А еще мы всегда вспоминаем, как старуха укротила и обратила в веру православную одного бизнесмена. Он подъехал на двух больших серых машинах (цвета мокрого асфальта, говорили знающие), вошел в храм в своем длинном кожаном пальто с белым шарфом, шляпу, правда, снял. Вошел таким начальником, так свысока посмотрел на всех нас. А служба уже кончилась, прихожане расходились.

– Где святой отец? – резко и громко сказал незнакомец. – Позовите.

– Какой святой отец? – первой нашлась старуха. – Ты нас с католиками не путай. У нас батюшка, отец Михаил.

Отец Михаил, снявши в алтаре облачение, шел оттуда в своей серой старенькой рясочке. Незнакомец картинным жестом извлек пачку заклеенных купюр и, как подачку, протянул ее отцу Михаилу:

– Держи, святой отец!

– Простите, не приму. – Отец Михаил поклонился и пошел к свечному ящику.

Оторопевший незнакомец так и стоял с пачкой посреди храма. Первой нашлась старуха.

– Дай сюда, – сказала она и взяла пачку денег себе.

– Тебе-то зачем? – опомнился незнакомец. – Тут много.

– Гробы нынче, милый, дорогие, гробы. На гроб себе беру. И тебя буду поминать, свечки за тебя ставить. Ты-то ведь небось немощный, недокормленный, до церкви не дойдешь, вот за тебя и поставлю. Тебя как поминать? Имя какое?

– Анвар, – проговорил незнакомец.

– Это некрещеное имя, – сурово сказала старуха. – Я тебя буду Андреем поминать. Андреем будешь, запомни. В Андрея крестись.

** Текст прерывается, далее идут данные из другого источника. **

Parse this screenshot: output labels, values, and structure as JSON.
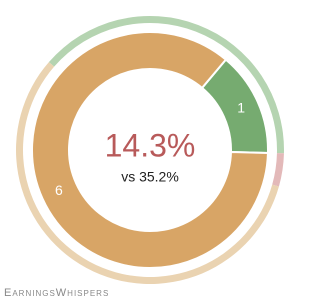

Крестился или нет, переменил имя или нет этот бизнесмен, мы не знаем. Знаем только, что деньги эти старуха рассовала по кружкам для пожертвований. Потом отец Михаил, улыбаясь, вспоминал: «Отмыла старуха деньги демократа».

Непрерывно впадая в грехи осуждения, старуха сама по себе была на удивление самоукорительна, питалась хлебушком да картошкой, в праздники старалась сесть с краю, старалась угадать не за стол, а на кухню, чтоб стряпать и подавать. Когда к отцу Михаилу приходили нужные люди и их приходилось угощать, старуха это понимала, не осуждала, но терпела так выразительно, что у отца Михаила кусок в рот не лез, когда старуха приносила с кухни и брякала на стол очередное кушанье.

Был и еще грех у старухи – грех гордости своей внучкой. Внучка жила в другом городе, но к старухе приезжала и в церковь ходила. Она была студентка. Помогала старухе выбивать коврики, зимой отскребать паперть, а летом... а летом не выходила из ограды: они обе очень любили цветы.

Церковный двор у нас всегда благоухал. Может, еще и от этого любили у нас крестить, что вокруг церкви стояли удобные широкие скамьи, на которых перепеленывали младенцев, а над скамейками цвели розовые и белые кусты неизвестных названий, летали крупные добрые шмели.

На Пасху к нам приезжал архиерей. Конечно, он знал нашу строгую старуху и после службы, когда на прощание благословлял, то сказал старухе, улыбаясь: «Хочу тебя задобрить», – и одарил старуху нарядным платком, на котором золотой краской был изображен православный храм и надпись: «Бог нам прибежище и сила». Именно такими платками уже одаривал старух отец Михаил, но мы увидели, как обрадовалась старуха архиерейскому подарку, и поняли – свой платок она отдаст внучке.